Yesterday in San Francisco, Apple showed once again that it cares about developers. And well it should. With Flurry reporting consumers spending 86% of their smartphone time in apps, not Web sites, the 1.14 million apps in the US App Store are just a drop in the bucket. We expect to see that number swell to 10 million apps by 2020. But that will only happen if Apple and the rest of the mobile industry focus relentlessly on developers.

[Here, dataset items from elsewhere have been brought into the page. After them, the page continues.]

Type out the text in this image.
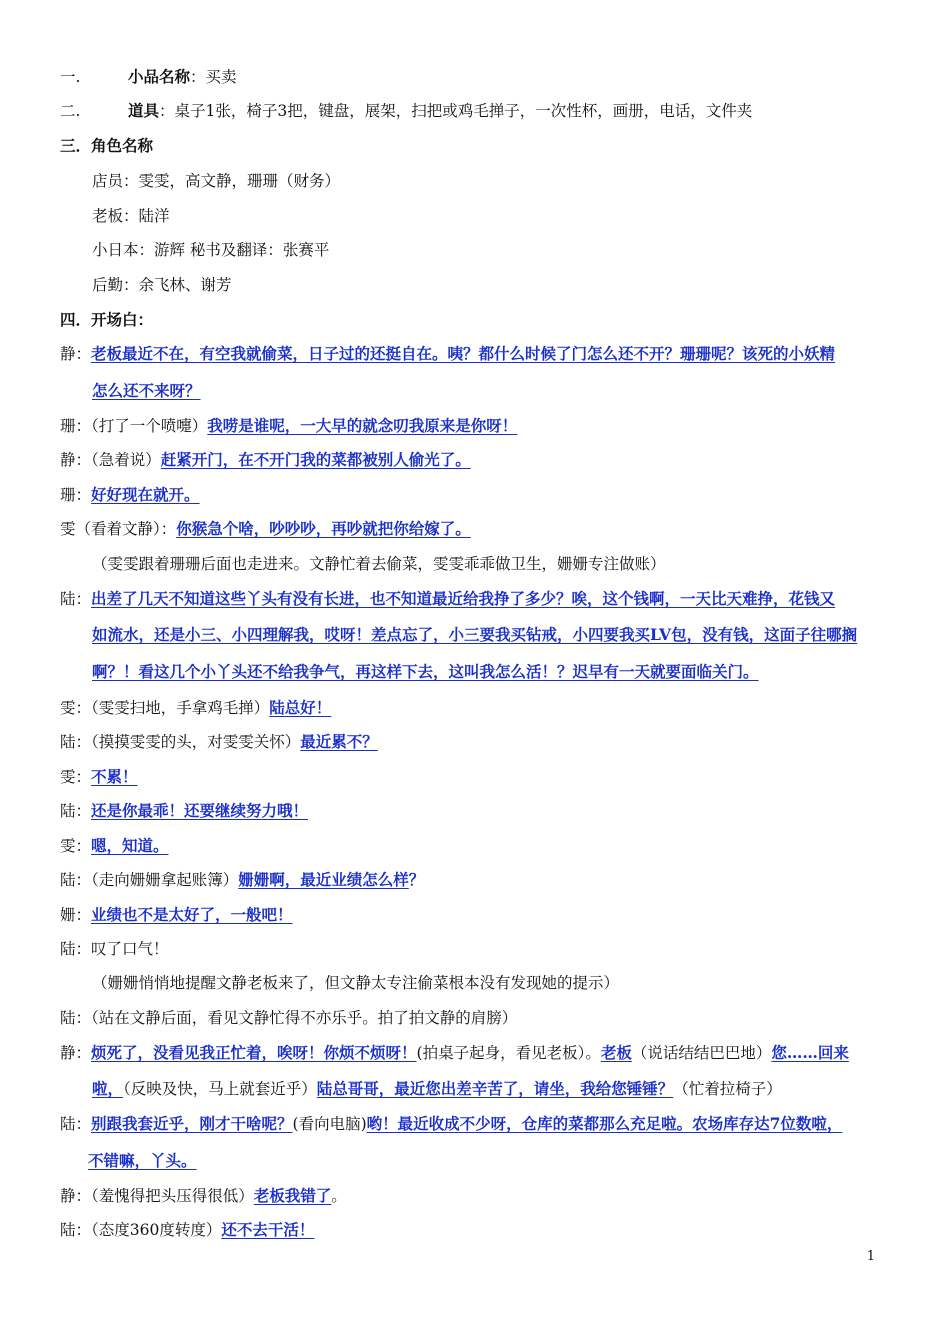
一.	小品名称：买卖
二.	道具：桌子1张，椅子3把，键盘，展架，扫把或鸡毛掸子，一次性杯，画册，电话，文件夹
三．角色名称
店员：雯雯，高文静，珊珊（财务）
老板：陆洋
小日本：游辉 秘书及翻译：张赛平
后勤：余飞林、谢芳
四．开场白：
静：老板最近不在，有空我就偷菜，日子过的还挺自在。咦？都什么时候了门怎么还不开？珊珊呢？该死的小妖精
怎么还不来呀？
珊：（打了一个喷嚏）我唠是谁呢，一大早的就念叨我原来是你呀！
静：（急着说）赶紧开门，在不开门我的菜都被别人偷光了。
珊：好好现在就开。
雯（看着文静）：你猴急个啥，吵吵吵，再吵就把你给嫁了。
（雯雯跟着珊珊后面也走进来。文静忙着去偷菜，雯雯乖乖做卫生，姗姗专注做账）
陆：出差了几天不知道这些丫头有没有长进，也不知道最近给我挣了多少？唉，这个钱啊，一天比天难挣，花钱又
如流水，还是小三、小四理解我，哎呀！差点忘了，小三要我买钻戒，小四要我买LV包，没有钱，这面子往哪搁
啊？！看这几个小丫头还不给我争气，再这样下去，这叫我怎么活！？迟早有一天就要面临关门。
雯：（雯雯扫地，手拿鸡毛掸）陆总好！
陆：（摸摸雯雯的头，对雯雯关怀）最近累不？
雯：不累！
陆：还是你最乖！还要继续努力哦！
雯：嗯，知道。
陆：（走向姗姗拿起账簿）姗姗啊，最近业绩怎么样？
姗：业绩也不是太好了，一般吧！
陆：叹了口气！
（姗姗悄悄地提醒文静老板来了，但文静太专注偷菜根本没有发现她的提示）
陆：（站在文静后面，看见文静忙得不亦乐乎。拍了拍文静的肩膀）
静：烦死了，没看见我正忙着，唉呀！你烦不烦呀！(拍桌子起身，看见老板）。老板（说话结结巴巴地）您……回来
啦，（反映及快，马上就套近乎）陆总哥哥，最近您出差辛苦了，请坐，我给您锤锤？（忙着拉椅子）
陆：别跟我套近乎，刚才干啥呢？(看向电脑)哟！最近收成不少呀，仓库的菜都那么充足啦。农场库存达7位数啦，
不错嘛，丫头。
静：（羞愧得把头压得很低）老板我错了。
陆：（态度360度转度）还不去干活！
1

Apple's goal is winning all the mobile moments. [See our new book, The Mobile Mind Shift, for much more on this important way of looking at the mobile revolution.] Developers are key to reaching that goal. Here are the things that struck me from Apple's announcements yesterday:

  • More tools for developers. A new development language, "4,000" new APIs, a new testbed capability, and access to Touch ID, basic Siri language processing, and look-ahead typing are just the most obvious new capabilities that Apple is offering developers. To build innovative new apps, developers need all the tools and support they can get. These announcements reflect Apple's paced but steady rollout of things developers care about.
  • More access to more sensors, hence context. Though Apple downplayed the healthcare opportunities a bit, it knows that developers need access to all the sensors on the devices in order to build interesting mobile moments in health, fitness, and location-based applications. These applications need to take advantage of all the context of that moment. 
  • More connections to the real world. The real world is at home, at work, and in important activities such as healthcare. Apple is targeting all of these markets with its links out to connected products, secure apps, and healthcare systems. The future is owned by whoever owns these important ecosystems. 
  • More focus on cloud services. Apple has long struggled with cloud services. Dropbox has 300 million users because it focuses on files and file-based applications. Apple's iCloud significantly lags Dropbox. But maybe Apple is turning the corner here, at least offering some parity. But this is where Apple must significantly shift it's focus and attention going forward. Developers need access to the Siri cloud, for example.

CIOs should take note: Apple is not letting up on its relentless focus on the things your customers and employees will benefit from: more and better apps. If you want to understand the future, ask your best mobile developer to mentor you on the future of mobile apps. Spend a couple of hours each month learning about new apps and new capabilities. It's the best way to lead your company's mobile mind shift.

Apple may not be perfect. But it is perfectly focused on the right constituency: developers.